Oscar dropped the tube back on the rack. “Come on. Like she couldn’t fake the shakes.”
“The diagnostic array confirms it. She’s seriously ill, Oscar. I’m not quite sure…” He looked at the meager display of medicines, and shook his head sadly.
“Or she’s taken a compound to produce that effect.”
“I believe you mentioned paranoia?”
“Face it,” Oscar said, “you haven’t got a clue which one of them it could be.”
“Not yet. I fear I must rouse Paula to work this out for me. This is her field of excellence. Her only field, come to that. We need her…if it isn’t her.” He quickly picked a few packets off the shelf, mild sedatives and some biogenics designed to counter viral infections. They might help. Probably not.
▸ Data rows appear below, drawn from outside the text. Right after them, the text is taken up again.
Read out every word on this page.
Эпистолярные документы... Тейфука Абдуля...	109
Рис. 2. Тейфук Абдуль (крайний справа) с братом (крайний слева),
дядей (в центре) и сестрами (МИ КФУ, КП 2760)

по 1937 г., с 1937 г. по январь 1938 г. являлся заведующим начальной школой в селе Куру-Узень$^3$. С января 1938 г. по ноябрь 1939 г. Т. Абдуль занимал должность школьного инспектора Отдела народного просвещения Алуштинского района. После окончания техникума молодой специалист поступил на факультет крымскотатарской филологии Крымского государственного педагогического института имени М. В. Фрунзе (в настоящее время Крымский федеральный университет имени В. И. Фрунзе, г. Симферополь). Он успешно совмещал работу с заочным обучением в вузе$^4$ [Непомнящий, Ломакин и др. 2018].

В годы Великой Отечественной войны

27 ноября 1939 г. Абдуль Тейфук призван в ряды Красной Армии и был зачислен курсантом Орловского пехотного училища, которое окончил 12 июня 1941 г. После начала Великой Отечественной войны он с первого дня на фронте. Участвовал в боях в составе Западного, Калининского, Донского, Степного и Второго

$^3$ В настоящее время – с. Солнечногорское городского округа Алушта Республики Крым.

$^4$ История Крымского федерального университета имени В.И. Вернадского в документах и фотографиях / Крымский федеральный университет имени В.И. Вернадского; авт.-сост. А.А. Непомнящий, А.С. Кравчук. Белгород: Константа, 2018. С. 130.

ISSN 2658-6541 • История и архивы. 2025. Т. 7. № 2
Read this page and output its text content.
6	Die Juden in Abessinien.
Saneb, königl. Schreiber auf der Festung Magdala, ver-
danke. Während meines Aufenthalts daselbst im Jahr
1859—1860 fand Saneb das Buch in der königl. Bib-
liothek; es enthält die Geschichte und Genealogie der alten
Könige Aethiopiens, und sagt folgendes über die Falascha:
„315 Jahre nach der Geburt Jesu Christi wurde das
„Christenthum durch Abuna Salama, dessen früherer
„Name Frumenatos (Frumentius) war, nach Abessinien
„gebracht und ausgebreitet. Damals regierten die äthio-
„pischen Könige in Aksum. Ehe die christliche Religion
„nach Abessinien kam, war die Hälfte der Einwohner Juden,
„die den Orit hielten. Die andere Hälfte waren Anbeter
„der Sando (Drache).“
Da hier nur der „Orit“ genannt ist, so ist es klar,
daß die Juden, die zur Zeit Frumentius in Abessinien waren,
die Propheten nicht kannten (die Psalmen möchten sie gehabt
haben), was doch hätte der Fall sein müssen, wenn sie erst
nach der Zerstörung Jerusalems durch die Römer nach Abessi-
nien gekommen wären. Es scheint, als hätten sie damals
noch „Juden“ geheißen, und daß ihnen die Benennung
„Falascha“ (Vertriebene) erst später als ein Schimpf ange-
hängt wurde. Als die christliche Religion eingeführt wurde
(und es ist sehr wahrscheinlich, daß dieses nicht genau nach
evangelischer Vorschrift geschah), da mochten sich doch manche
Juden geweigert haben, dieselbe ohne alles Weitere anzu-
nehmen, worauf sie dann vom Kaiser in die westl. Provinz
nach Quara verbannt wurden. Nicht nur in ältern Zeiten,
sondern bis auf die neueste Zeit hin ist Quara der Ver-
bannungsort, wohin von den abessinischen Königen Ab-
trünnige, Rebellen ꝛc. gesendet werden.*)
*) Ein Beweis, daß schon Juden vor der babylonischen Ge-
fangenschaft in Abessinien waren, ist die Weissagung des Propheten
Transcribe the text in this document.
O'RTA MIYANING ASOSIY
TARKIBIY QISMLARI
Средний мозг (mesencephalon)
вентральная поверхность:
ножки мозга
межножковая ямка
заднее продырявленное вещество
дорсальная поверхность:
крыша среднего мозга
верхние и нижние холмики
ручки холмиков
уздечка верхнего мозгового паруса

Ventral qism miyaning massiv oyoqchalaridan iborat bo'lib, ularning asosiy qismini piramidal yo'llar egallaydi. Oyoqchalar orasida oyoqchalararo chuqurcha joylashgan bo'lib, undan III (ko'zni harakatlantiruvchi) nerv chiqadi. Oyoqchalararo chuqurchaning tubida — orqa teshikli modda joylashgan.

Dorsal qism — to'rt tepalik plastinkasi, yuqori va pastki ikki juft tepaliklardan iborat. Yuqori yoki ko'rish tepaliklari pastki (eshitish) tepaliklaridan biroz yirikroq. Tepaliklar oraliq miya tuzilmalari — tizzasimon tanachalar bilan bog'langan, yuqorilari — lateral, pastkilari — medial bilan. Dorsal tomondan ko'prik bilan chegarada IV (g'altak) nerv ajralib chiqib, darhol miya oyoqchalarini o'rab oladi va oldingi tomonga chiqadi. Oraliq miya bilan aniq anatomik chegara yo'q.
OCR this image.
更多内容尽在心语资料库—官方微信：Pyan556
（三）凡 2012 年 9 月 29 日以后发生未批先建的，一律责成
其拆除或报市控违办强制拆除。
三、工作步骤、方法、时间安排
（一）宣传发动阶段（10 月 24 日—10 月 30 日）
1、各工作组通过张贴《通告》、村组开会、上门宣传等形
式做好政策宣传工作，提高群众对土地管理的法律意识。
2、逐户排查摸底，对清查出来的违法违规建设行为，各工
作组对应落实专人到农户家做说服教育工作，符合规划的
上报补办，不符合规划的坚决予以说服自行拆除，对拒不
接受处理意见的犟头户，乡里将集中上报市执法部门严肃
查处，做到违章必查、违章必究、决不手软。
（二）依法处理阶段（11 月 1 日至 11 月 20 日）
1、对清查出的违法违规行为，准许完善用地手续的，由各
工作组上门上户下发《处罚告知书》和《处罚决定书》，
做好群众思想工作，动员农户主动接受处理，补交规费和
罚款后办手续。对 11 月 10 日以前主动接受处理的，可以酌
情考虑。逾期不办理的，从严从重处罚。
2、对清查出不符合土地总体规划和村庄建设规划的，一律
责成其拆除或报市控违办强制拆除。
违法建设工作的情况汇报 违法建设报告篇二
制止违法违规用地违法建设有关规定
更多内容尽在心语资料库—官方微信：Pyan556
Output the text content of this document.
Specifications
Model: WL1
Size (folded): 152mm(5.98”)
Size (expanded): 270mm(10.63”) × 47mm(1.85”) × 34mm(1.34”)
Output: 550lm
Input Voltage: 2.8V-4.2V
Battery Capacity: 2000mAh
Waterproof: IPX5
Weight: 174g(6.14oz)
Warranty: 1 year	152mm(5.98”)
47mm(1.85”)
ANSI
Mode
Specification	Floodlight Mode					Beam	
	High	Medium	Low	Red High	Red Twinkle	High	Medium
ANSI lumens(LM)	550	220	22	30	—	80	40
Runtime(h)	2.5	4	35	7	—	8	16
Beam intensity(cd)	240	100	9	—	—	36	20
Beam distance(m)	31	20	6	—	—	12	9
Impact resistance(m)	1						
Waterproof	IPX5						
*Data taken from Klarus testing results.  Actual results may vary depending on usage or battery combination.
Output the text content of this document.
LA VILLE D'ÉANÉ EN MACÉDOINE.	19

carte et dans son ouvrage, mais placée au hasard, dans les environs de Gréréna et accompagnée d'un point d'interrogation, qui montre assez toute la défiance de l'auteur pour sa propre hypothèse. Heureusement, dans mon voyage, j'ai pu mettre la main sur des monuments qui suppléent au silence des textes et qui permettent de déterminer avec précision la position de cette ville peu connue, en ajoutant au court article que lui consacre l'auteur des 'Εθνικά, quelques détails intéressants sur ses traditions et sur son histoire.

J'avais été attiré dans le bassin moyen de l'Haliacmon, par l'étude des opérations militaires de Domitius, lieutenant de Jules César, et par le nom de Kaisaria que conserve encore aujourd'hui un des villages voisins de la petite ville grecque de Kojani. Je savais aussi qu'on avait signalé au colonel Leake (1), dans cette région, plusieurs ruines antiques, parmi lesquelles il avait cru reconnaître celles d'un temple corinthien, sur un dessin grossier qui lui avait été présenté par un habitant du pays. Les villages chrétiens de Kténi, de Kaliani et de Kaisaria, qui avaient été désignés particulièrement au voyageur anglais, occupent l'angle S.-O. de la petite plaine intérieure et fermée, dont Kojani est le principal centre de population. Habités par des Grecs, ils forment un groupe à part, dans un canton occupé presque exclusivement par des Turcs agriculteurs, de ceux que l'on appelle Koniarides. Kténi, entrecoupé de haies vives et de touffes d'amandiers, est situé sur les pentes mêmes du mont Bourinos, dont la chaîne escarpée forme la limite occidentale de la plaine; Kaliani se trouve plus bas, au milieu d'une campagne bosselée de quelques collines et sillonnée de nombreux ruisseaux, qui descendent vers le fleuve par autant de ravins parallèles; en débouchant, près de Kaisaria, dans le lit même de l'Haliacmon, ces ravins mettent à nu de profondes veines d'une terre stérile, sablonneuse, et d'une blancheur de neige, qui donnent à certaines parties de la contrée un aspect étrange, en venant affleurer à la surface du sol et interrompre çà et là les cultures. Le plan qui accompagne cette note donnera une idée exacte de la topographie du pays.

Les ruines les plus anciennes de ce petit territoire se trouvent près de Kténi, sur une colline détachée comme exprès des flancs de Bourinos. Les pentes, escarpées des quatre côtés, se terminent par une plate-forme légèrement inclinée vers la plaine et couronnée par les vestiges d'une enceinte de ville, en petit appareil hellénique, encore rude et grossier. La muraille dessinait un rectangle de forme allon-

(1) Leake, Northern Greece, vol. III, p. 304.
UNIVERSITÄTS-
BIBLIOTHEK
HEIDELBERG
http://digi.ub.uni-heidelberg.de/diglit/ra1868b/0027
“In the state she’s in?” Oscar said as they walked over to the shopkeeper. “Not a chance. She’s barely rational.”
“I’m aware of that. If it’s genuine.”
“What are you going to do?” Oscar asked with brittle humor. “Fall on your sword? If it is a genuine illness, it’s the only way to cure her.”
“Would that be so dishonorable?”
“Hey, come on, don’t joke about this.”
“After the Guardians win, where will I go? What will I do? There’s no one left to shelter me. No one that I’d accept help from, anyway.”
“You can’t be serious.”
“No, I’m not.” But he didn’t like the fact that he’d actually thought of it. True desperation.
“Good! We’ll work it out; you and me, the old team. Damnit, there’s only three possibles. How difficult can it be?”
Adam gave that a lot of thought as the interminable afternoon rolled ever onward. They’d left the sparse road behind at Wolfstail, heading directly south from the town’s T-junction along a stony farm track that vanished a couple of kilometers later beneath the advancing Anguilla grass. Once they reached its outlying fringes, it quickly grew taller and thicker, reinforcing Adam’s earlier comparison to a sea. A heavily modified variety of terrestrial Bermuda grass, the Anguilla’s individual stalks were as thick as wheat; they clustered so densely the entire mass supported itself, swaying in giant slow waves as the winds gusted over the surface. No other plant could gain any kind of niche amid its indomitable all-pervasive root mat. It had been tailored by the revitalization project office to thrive on the area’s prevalent heat and moisture, and succeeded to a degree its creators never expected.